One of the first things you will need is some way to output text for debugging purposes. Exec has a simple function which is provided for this purpose and it is used as follows:

IExec->DebugPrintF("my debug message\n");

The text may go to the default serial port, a debug buffer or even a console window via a tool called Sashimi.

More information about this debugging facility can be found at Debug Logging and Redirecting Debug Output.

Console Input and Output

There are many options when it comes to choosing an API for console input and output. This can really confuse beginnners so I thought I would try and briefly explain the fundamentals.

All console input and output is done via DOS streams. That means whatever fancy interface is on the surface it all boils down to working with DOS streams. Three different streams are available for every Process:

  1. Input
  2. Output
  3. ErrorOutput

Usually, Output and ErrorOutput will share the same stream but this is not a requirement.

The ISO C standard also defines input and output streams:

  1. stdin
  2. stdout
  3. stderr

The C startup code will auto-magically create these standard streams for you and assign them to the DOS-provided streams mentioned above.

Whether you use printf() or IDOS->Printf() they will both ultimately end up using the DOS Output stream. However, this doesn't mean you can just mix and match to taste. The reason is that each of these calls are buffered. The C library could use its own buffering or it could depend on DOS buffering. Programmers should not assume one or the other and instead should be consistent in their choice of API.

File Input and Output

File input and output has many APIs to choose from. At the most basic level we have IDOS->Read() and IDOS->Write(). These functions are simple unbuffered large data movers.

Buffered data movers IDOS->FRead() and IDOS->FWrite() are also provided. Buffering is usually employed to batch together smaller data moves to more efficiently transfer them in larger chunks.

When it comes to ISO C, you have fread() and fwrite() which can used to read and write data. These functions use buffering and you cannot make any assumptions regarding how they are buffered. Underneath, they will ultimately call the DOS functions mentioned above.

The UNIX operating system also defines a common set of input and output functions based on read() and write(). The behaviour of these functions is governed by the POSIX standard and not ISO C. Given the popularity of UNIX, these functions are also provided by the C libraries used on AmigaOS. Again, they ultimately will call the DOS functions mentioned above.

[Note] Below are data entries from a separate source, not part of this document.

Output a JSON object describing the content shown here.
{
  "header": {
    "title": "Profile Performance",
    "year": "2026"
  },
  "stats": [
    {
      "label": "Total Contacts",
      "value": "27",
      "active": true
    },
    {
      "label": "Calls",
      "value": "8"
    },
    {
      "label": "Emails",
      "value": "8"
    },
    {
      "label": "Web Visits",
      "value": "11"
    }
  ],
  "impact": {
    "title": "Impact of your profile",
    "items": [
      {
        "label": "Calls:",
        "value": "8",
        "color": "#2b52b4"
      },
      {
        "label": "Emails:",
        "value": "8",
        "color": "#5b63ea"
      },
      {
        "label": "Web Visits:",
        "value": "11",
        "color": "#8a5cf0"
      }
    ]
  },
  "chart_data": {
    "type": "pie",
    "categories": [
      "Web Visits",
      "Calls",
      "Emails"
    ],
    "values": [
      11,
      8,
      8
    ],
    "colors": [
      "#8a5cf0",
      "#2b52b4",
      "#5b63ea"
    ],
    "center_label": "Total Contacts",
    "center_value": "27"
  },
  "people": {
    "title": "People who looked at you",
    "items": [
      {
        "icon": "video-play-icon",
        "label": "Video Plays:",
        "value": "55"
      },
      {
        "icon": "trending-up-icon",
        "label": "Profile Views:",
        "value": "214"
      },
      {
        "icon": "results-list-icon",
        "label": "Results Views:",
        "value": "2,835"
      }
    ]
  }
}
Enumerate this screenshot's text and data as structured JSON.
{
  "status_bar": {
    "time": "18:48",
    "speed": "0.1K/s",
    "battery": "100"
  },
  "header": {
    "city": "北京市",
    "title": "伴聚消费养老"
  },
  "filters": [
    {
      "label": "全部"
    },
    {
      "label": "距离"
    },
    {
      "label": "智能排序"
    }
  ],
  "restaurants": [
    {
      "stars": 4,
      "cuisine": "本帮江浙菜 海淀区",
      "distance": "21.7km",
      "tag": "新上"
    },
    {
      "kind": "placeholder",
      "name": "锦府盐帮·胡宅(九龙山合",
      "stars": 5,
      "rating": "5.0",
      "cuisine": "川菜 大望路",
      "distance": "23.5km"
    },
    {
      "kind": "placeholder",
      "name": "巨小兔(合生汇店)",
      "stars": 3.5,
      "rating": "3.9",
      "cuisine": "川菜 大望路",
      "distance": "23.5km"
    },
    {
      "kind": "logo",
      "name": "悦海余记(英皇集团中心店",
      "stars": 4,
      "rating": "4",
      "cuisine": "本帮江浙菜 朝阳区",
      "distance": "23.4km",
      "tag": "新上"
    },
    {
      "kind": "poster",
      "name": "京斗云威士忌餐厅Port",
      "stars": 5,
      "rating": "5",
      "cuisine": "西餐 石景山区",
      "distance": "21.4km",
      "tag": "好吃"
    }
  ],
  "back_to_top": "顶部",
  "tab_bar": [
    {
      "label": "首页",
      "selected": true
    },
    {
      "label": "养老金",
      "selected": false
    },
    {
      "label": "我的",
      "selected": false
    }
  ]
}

Although each of these APIs are essentially independent, they also allow for programmers to convert from one API to the other. For example, the fileno() function will return the POSIX file handle for a ISO C stream. The clib2 function __get_default_file() allows access to the underlying BPTR pointer from DOS.

It is important to understand that each of the APIs above are not meant to be mixed especially on the same file at the same time. Although it is possible to mix APIs that doesn't mean it is a good idea and it will lead to less portable and less robust software.